The confirmation of the Princess Royal took place on March 20, 1856, in the private chapel at Windsor Castle. The Princess was led in by her father, followed by her godfather, the King of the Belgians, who had come to England on purpose, and the Royal children and most of the members of the Royal family were present, as were also the Ministers, the great officers of State, and many of those whom Disraeli was wont to describe as the “high nobility.”

In fact, everything was done to make the rite a State ceremony—a striking contrast to the more recent practice by which the princes and princesses of England have all been confirmed privately, in the presence of their near relatives only.

The second Lord Granville, the statesman who shared with the Princess Royal the flattering nickname of “Pussy,” wrote to Lord Canning this lively account of the confirmation. The inaudible Archbishop was J. B. Sumner; his Lordship of Oxford was the Samuel Wilberforce, called by his enemies “Soapy Sam,” who played a conspicuous part in the Court and social life of the period:

“Had a slight spasm in bed; sent for Meryon. It was well before he came. He desired me not to go to Windsor for the confirmation of the Princess Royal. I went, and am none the worse; my complexion beautiful. It was an interesting sight. As Pam observed, ‘Ah, ah! a touching ceremony; ah, ah!’ The King of the Belgians the same as I remember him when I was a boy, and he used to live for weeks at the Embassy, using my father’s horses, and boring my mother to death. The Princess Royal went through her part well. The Princess Alice cried violently. The Archbishop read what seemed a dull address; luckily it was inaudible. The Bishop of Oxford rolled out a short prayer with conscious superiority. Pam reminded Lord Aberdeen of their being confirmed at Cambridge, as if it was yesterday. I must go to bed, so excuse haste and bad pens, as the sheep said to the farmer when it jumped out of the fold.”

There was certainly too much pomp about the Princess Royal’s confirmation for the taste of another spectator, Princess Mary of Cambridge, afterwards Duchess of Teck. She succeeds in drawing in a few words a remarkably vivid picture of what happened:

“The ceremony was very short (the service for the day being omitted) and not solemn enough for my feeling, although the anthems were fine and well-chosen. It was followed by a great deal of standing in the Green Drawing-room, where the Queen held a kind of tournée in honour of the Ministers, who had come down for the confirmation; after which dear Victoria, who looked particularly nice, and was very much impressed with the solemnity of the rite, received our presents on the occasion, and about half-past one we sat down to lunch en famille as usual.”

It was on April 29, 1856, that the betrothal was publicly announced on the conclusion of the Crimean War, and in the following month the Princess appeared as a débutante at a Court ball at Buckingham Palace.
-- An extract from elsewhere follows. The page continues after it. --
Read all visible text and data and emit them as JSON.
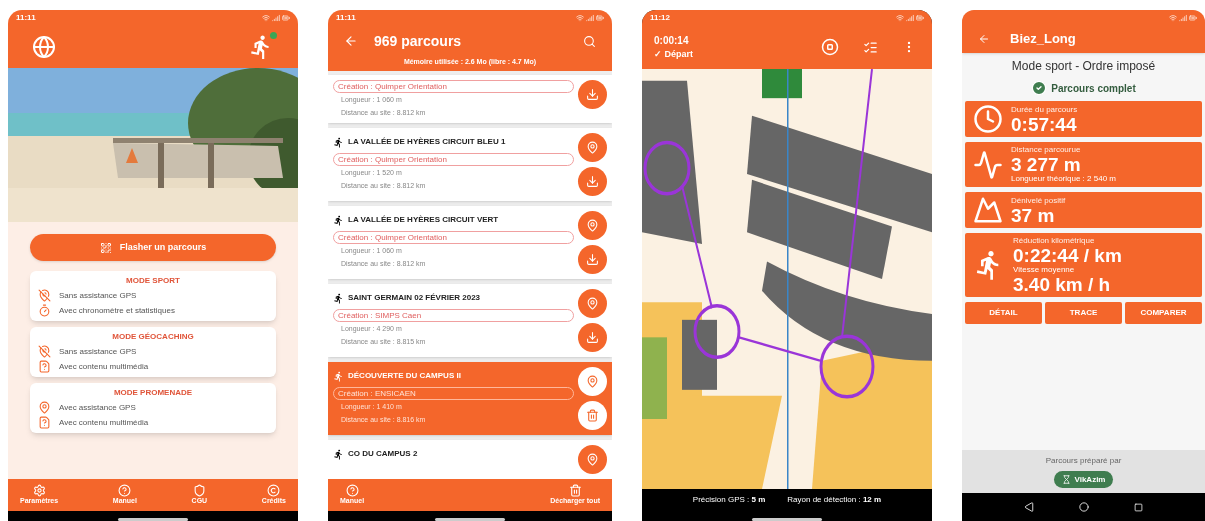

This spring “Fritz of Prussia,” as his future father-in-law called him, came to pay a long visit to his fiancée. It is curious that Queen Victoria, in spite of her strong belief in love as the only right foundation for an engagement, had by no means the English notion of discreetly leaving the young people a good deal alone together. On the contrary, she seems to have entirely adopted the Continental practice of chaperonage; a passage in a letter written by her to King Leopold shows that she was always with them, and that she naturally found it very boring, but she endured it because she thought it was her duty.

Prince Frederick William was still in England when in June the Princess Royal met with rather a terrifying accident, which is worthy of mention because it showed how strong was her character and how high her physical courage.

The Princess was sealing a letter at her writing-table, when suddenly the sealing-wax flamed out and the flames caught her muslin sleeve. Her English governess, Miss Hildyard, was fortunately seated close to her, and her music mistress, Mrs. Anderson, was also in the room, giving Princess Alice a lesson. They sprang at once to the Princess’s assistance and beat out the flames with a hearthrug; but not before her right arm had been severely burned from below the elbow to the shoulder. She showed the greatest self-possession and presence of mind, her first words being: “Send for Papa, and do not tell Mamma till he has been told.”